“A arte é perigosa. Mas o artista é
profundo. Dá à sua alma algo de
novo(...) Se você é fraco pode mor
rer...”
Dario Argento
Não adianta querer mudar o mundo, se não cumprimentas teu vizinho...
Não adianta querer mudar o mundo, sendo o que és para ti mesmo, não para o conjunto, o sentido ético-plural-comunitário de existires para um humanismo de resultados...
Não adianta querer mudar o mundo, vivendo para si, pensando como um ególatra no teu prazer, no teu sucesso, não nos miseráveis da rua de amargura da falência neoliberal de uma terceirização neoesclavagista...
Não adianta querer mudar o mundo, estando aí no seu puxadinho pequeno-burguês de contemplares o próprio umbigo, enquanto os fracos e oprimidos – os órfãos do fim das utopias e de algumas insaradas ideologias – estão entregues ao amoral lucro-nojo dos insensíveis que não vêem os históricos muros dos podres poderes de um capitalhordismo de muito ouro e pouco pão...
Não adianta tantos quereres. Olha bem pra ti, o que és, quando és? Sentado no trono do teu apartamento como cantou o artista, dando bom dia ao sonrisal das conquistas pífias, chorado sobre deleites derramados e tirando ouro do nariz empinado.
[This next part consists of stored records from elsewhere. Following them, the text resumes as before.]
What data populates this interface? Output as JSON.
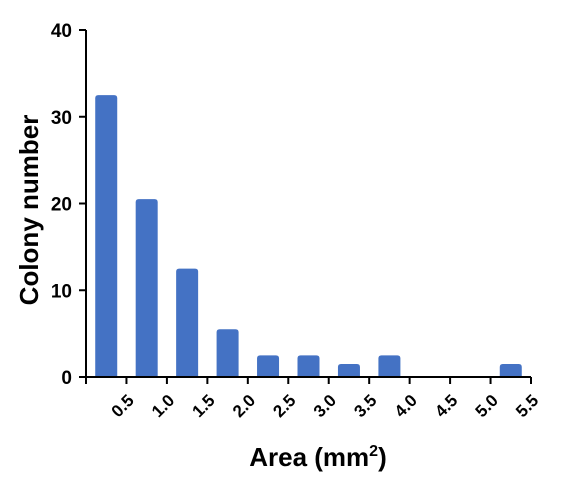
{
  "chart_data": {
    "type": "bar",
    "title": "",
    "xlabel": "Area (mm",
    "xlabel_superscript": "2",
    "xlabel_close": ")",
    "ylabel": "Colony number",
    "categories": [
      "0.5",
      "1.0",
      "1.5",
      "2.0",
      "2.5",
      "3.0",
      "3.5",
      "4.0",
      "4.5",
      "5.0",
      "5.5"
    ],
    "values": [
      32.5,
      20.5,
      12.5,
      5.5,
      2.5,
      2.5,
      1.5,
      2.5,
      0,
      0,
      1.5
    ],
    "yticks": [
      "0",
      "10",
      "20",
      "30",
      "40"
    ],
    "ylim": [
      0,
      40
    ],
    "grid": false,
    "bar_color": "#4472C4"
  }
}
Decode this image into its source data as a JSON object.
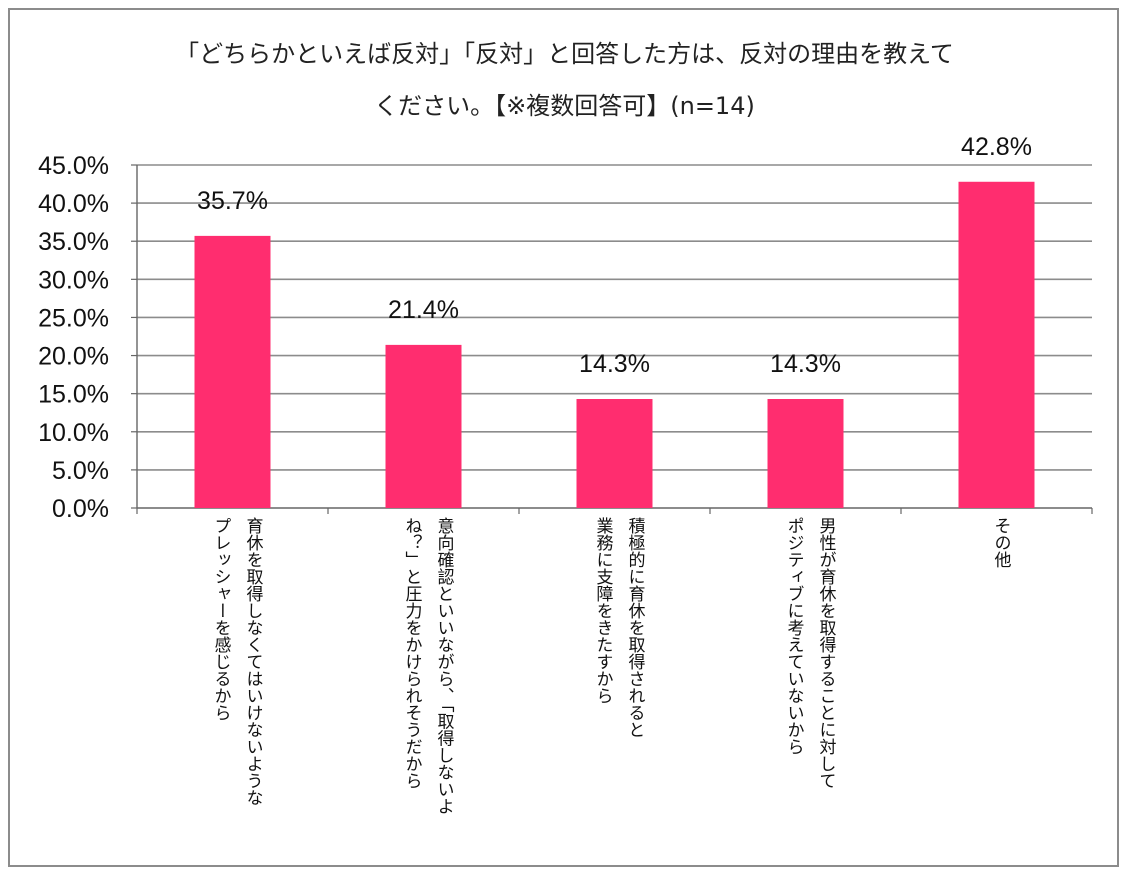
{
  "chart_data": {
    "type": "bar",
    "title": "「どちらかといえば反対」「反対」と回答した方は、反対の理由を教えて",
    "title_line2": "ください。【※複数回答可】(n=14)",
    "categories": [
      [
        "育休を取得しなくてはいけないような",
        "プレッシャーを感じるから"
      ],
      [
        "意向確認といいながら、「取得しないよ",
        "ね？」と圧力をかけられそうだから"
      ],
      [
        "積極的に育休を取得されると",
        "業務に支障をきたすから"
      ],
      [
        "男性が育休を取得することに対して",
        "ポジティブに考えていないから"
      ],
      [
        "その他"
      ]
    ],
    "values": [
      35.7,
      21.4,
      14.3,
      14.3,
      42.8
    ],
    "value_labels": [
      "35.7%",
      "21.4%",
      "14.3%",
      "14.3%",
      "42.8%"
    ],
    "ylim": [
      0,
      45
    ],
    "yticks": [
      "0.0%",
      "5.0%",
      "10.0%",
      "15.0%",
      "20.0%",
      "25.0%",
      "30.0%",
      "35.0%",
      "40.0%",
      "45.0%"
    ],
    "ytick_values": [
      0,
      5,
      10,
      15,
      20,
      25,
      30,
      35,
      40,
      45
    ],
    "grid": true,
    "xlabel": "",
    "ylabel": "",
    "bar_color": "#ff2d6f",
    "grid_color": "#8c8c8c"
  }
}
Santa hipocrisia histérica...
Não, não adianta querer mudar o mundo, se não mudas a ti, teus familiares, amigos, vizinhos, colegas de trabalho, colegas de estudo, e ficas aí enfurnado numa toca de ratinho querendo rugir para um leão que se mostra nu, te devora a saúde de sedentário, o salário informal, a estética gabiru, a aposentadoria-vergonha dilapidada por agiotas emboabas banqueiros que reproduzes pelo consumo de personalidade que és, quando és alguma coisa parecido com gente...
Não adianta querer mudar o mundo, se não enxergas o óbvio ululante, pois que caminhas para o caos, a corda e o abismo, quando pensas que estás certo e fazes parte do antro de escorpiões de te nutre, e no entanto, como um bobo, gritas contra tudo e contra todos, não tendo moral para isso, já que quem vota em ladrão é ladrão também, ladrão de sua própria cidadania inclusive...
Choras, ris, votas como uma marionete, como um bobo da corte, o manietado garçom da santa ceia, o homo sapiens que está cego pela conquista das aparências, mas perdeste o senso, não vês os paradoxos, os contrastes sociais, os desempregados, os que nem têm um espaço nas favelas verticais, porque o contrabando informal viça e as máfias governam os governos...
Comes mortadela e arrotas peru, enquanto o bonde da história passa, a carroça do século está atolada numa falsa mudança pós-Nova Era (o verniz novo para tudo continuar como está), e és um produto na infâmia de um novo tempo que já se assoma desprezando os coitados de sempre, aqueles que não têm o calibre de um dígito na estatística do crédito...
Não és um ser humano na essência da palavra, és um cartão de crédito com uma navalha cega no teu ego doentio, és o que compras, consomes, vestes, e, mesmo querendo parecer um transgressor, um neomaldito, és igualzinho aos pilatos pós-modernos pois internamente lavas as mãos, mas no fundo “levas a mão boba” e glosas o imposto de renda, usas o produto pirata de grife jeca, tens posses que não são tuas, são de escravos asiáticos, de falsos tigres colonizados, de malocas hispano-americanas e sua mundialização deshumana da banda podre da globalização americanalhada...
És o que és. E o que és? Nada. Um zero à esquerda na contabilidade de Zeus, no projecto genoma sem futuro para o futuro de absinto, o calcanhar de Aquiles da espécie insensível, um contra-cheque sem fundo para ti e teus descendentes...Pobre de ti. Ai de ti, Planeta Húmus...
Tua mulher oficial cheira Avon, tua amante cheira detenfon, e a mosca do teu ID encontrou um garçom dentro da sopa das aparências que enganam. Aleluia, zero a zero é goleada no teu charco de estrumes corporativistas para sobrevivência possível...
Perdes quando pensam em mudar o mundo lá longe, não teu mundo interior, próximo, táctil, epidérmico, psicossomatizado entre neuras sublimados, mundo capenga, tendencioso com burrezas pegajentas, já que não existe milagre social sem distribuição de renda, sem que cada um faça sua parte ao seu derredor, olhando o outro como se a si mesmo. Saravá, Betinho.
Lembra-te de Marco Aurélio que disse:
“Pensa na totalidade de todo o Ser e na insignificante migalha que é a tua parte nele: pensa em todo o tempo e no instante fugaz que dele te cabe: pensa no Destino e como insignificante porção que dele tu és...”
Pensar não dói. E porque não pensas, talvez não sabes ainda que os vermes herdarão a terra.